3. China’s crypto crackdown has costs
As China continues cracking down on cryptocurrency speculation, the way in which the country’s legal system will treat crypto-related disputes is becoming clearer, with more local courts publicly commenting on cases.
- The High Court in the eastern province of Shandong reiterated on Sunday in a social media post that “the behavior of investing or trading cryptocurrency is not protected by law.”
- The court cited a case in Jinan, Shandong’s capital city, in which the judge, Li Xiaoli, said in a statement that purchases of virtual currencies were not protected by Chinese law, and neither were contracts related to such transactions. “Regular investors should protect their personal property and stay away from virtual currencies,” the judge said.
- However, nuance has emerged in other crypto-related cases heard in the country’s courts. A district court in Shanghai stated last week that although Bitcoin was not a currency, it had the attributes of a virtual commodity, given its exchangeability, excludability and availability.

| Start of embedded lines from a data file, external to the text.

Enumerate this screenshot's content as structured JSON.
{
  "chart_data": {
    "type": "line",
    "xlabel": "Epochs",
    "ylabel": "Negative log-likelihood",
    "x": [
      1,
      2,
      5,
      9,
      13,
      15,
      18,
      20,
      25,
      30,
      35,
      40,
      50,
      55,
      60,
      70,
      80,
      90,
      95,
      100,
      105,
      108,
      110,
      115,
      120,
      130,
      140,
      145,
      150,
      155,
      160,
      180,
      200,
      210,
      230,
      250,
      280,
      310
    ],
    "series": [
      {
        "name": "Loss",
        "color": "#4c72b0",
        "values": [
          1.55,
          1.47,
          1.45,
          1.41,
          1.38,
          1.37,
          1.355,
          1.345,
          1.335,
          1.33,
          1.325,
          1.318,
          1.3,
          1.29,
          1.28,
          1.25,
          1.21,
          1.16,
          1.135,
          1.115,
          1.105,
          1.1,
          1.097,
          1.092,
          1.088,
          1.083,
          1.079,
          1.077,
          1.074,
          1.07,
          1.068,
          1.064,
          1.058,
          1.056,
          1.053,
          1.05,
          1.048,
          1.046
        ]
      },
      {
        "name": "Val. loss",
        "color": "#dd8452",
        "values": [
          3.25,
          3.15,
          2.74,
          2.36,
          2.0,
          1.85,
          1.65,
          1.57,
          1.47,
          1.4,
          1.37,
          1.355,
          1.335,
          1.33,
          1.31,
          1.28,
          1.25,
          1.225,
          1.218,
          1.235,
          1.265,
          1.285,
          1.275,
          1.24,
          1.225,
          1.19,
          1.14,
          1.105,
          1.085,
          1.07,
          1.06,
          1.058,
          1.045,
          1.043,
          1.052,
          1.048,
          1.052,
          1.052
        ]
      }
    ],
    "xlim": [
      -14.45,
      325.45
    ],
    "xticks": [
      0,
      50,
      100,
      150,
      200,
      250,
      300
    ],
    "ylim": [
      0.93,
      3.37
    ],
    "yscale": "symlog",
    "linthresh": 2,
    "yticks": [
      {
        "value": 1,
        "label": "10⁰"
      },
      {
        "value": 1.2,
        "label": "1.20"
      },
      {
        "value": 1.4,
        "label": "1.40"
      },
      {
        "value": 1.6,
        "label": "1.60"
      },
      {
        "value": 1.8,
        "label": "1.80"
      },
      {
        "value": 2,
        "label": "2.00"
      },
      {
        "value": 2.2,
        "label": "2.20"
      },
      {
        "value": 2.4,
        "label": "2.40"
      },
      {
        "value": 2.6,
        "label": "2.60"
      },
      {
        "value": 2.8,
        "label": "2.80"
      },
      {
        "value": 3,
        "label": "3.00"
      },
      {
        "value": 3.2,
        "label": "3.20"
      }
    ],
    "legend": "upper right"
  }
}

In 2019, the Hangzhou Internet Court also recognized Bitcoin as legal virtual internet property that deserved to be treated in the same way as other assets.
Forkast.Insights | What does it mean?
China has been busily preparing the launch of its digital yuan, known as e-CNY, and its ambition to let nothing stand in the way of that plan has led to an all-out attack on crypto mining and trading, alongside stringent legislation regulating cryptocurrency.
The digital yuan appears to be part of a push to challenge the hegemony of the U.S. dollar, a challenge that may have blinded Beijing to the potential benefits of cryptocurrency to its own economy and the future of finance.
China’s distrust of cryptocurrency is also reflective of its current turn toward economic policies designed to clip the wings of private enterprise. Beijing is cracking down on the country’s big tech firms, tanking Chinese stocks in the process. Major shifts in how the state and the private sector interact could have consequences for China’s position in the global economy.
Beijing’s clampdown on cryptocurrency is not comparable to any other. Chinese authorities have imposed bans on banks and financial institutions providing crypto services, and have shut down all crypto mining in the country. Authorities in other countries have tried to ban crypto, such as India’s central bank, which attempted to prohibit finance industry businesses from dealing with crypto, only to be overturned by the nation’s top court.
Beijing’s cudgeling of the crypto sector may cut the country off from the rapidly growing digital asset sector, and its crackdown on Big Tech could hinder innovation and entrepreneurship. Chinese investors would also be locked out of a paradigm shift in wealth creation. But Beijing may take comfort in the fact that they will have e-CNY, which offers a new means by which it can exert control over the economy and track more closely its people’s transactions, spending and financial movements.